Perguntas sem respostas

O juiz Jarbas Bezerra ainda reforçou que a criação do projeto passou por todos os órgãos de fiscalização e tramitou durante sete meses. No entanto, algumas questões ficaram em aberto. O juiz não explicou o motivo dos contratos nº. 020/2016 no valor de R$ 1.300.000,00, o de nº 023/2018 de R$ 450.000,00 e o de nº. 28/2019 no valor de R$ 3.875.370,00 não terem passado por processos de licitação. O último contrato foi dividido em duas parcelas, mas apenas a primeira, no valor de R$ 1.859.490,00, foi paga. A segunda parcela de R$ 2.015.880,00, assim como o contrato com o Cebec, foram suspenso pela Secretaria de Estado de Educação, por recomendação do Tribunal de Contas do Estado.
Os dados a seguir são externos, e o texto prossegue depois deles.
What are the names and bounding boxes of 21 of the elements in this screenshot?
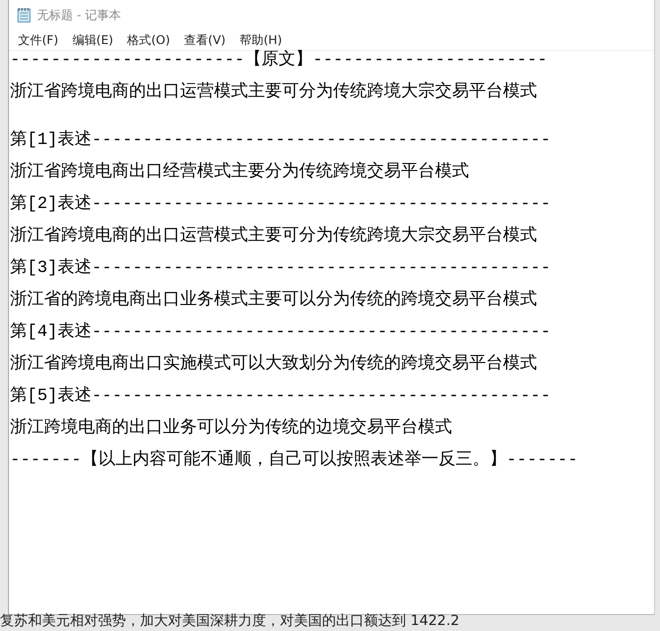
text-line: 浙江省跨境电商的出口运营模式主要可分为传统跨境大宗交易平台模式 [10,227,537,246]
menu-item[interactable]: 编辑(E) [65,30,120,50]
text-line: 浙江省的跨境电商出口业务模式主要可以分为传统的跨境交易平台模式 [10,291,537,310]
menu-item[interactable]: 文件(F) [11,30,66,50]
menu-item[interactable]: 查看(V) [177,30,233,50]
background-window-text: 复苏和美元相对强势，加大对美国深耕力度，对美国的出口额达到 1422.2 [0,613,460,629]
menu-item[interactable]: 帮助(H) [232,30,289,50]
window-title: 无标题 - 记事本 [37,6,121,24]
section-divider-text: -----------------------【原文】----------------------- [10,51,548,70]
section-divider-text: 第[4]表述--------------------------------------------- [10,323,551,342]
menu-item[interactable]: 格式(O) [120,30,178,50]
section-divider-text: -------【以上内容可能不通顺，自己可以按照表述举一反三。】------- [10,451,578,470]
text-line: 浙江省跨境电商出口经营模式主要分为传统跨境交易平台模式 [10,163,469,182]
text-line: 浙江跨境电商的出口业务可以分为传统的边境交易平台模式 [10,419,452,438]
original-text-line: 浙江省跨境电商的出口运营模式主要可分为传统跨境大宗交易平台模式 [10,83,537,102]
section-divider-text: 第[2]表述--------------------------------------------- [10,195,551,214]
notepad-icon [17,7,31,23]
section-divider-text: 第[1]表述--------------------------------------------- [10,131,551,150]
text-line: 浙江省跨境电商出口实施模式可以大致划分为传统的跨境交易平台模式 [10,355,537,374]
section-divider-text: 第[5]表述--------------------------------------------- [10,387,551,406]
section-divider-text: 第[3]表述--------------------------------------------- [10,259,551,278]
Outro ponto apresentado pela denúncia da auditora fiscal Alyne Bautista e não questionado durante a entrevista foi o fato de já haver no arquivo da Secretaria de Educação um total de seis mil livros semelhantes aos produzidos pelo Cebec, com o tema de cidadania doados pelo estado do Ceará, que nunca foram distribuídos.

A equipe da agência Saiba Mais tentou contato com o juiz Jarbas Bezerra após a entrevista concedida por ele à rádio 96 FM mas nós não fomos atendidos.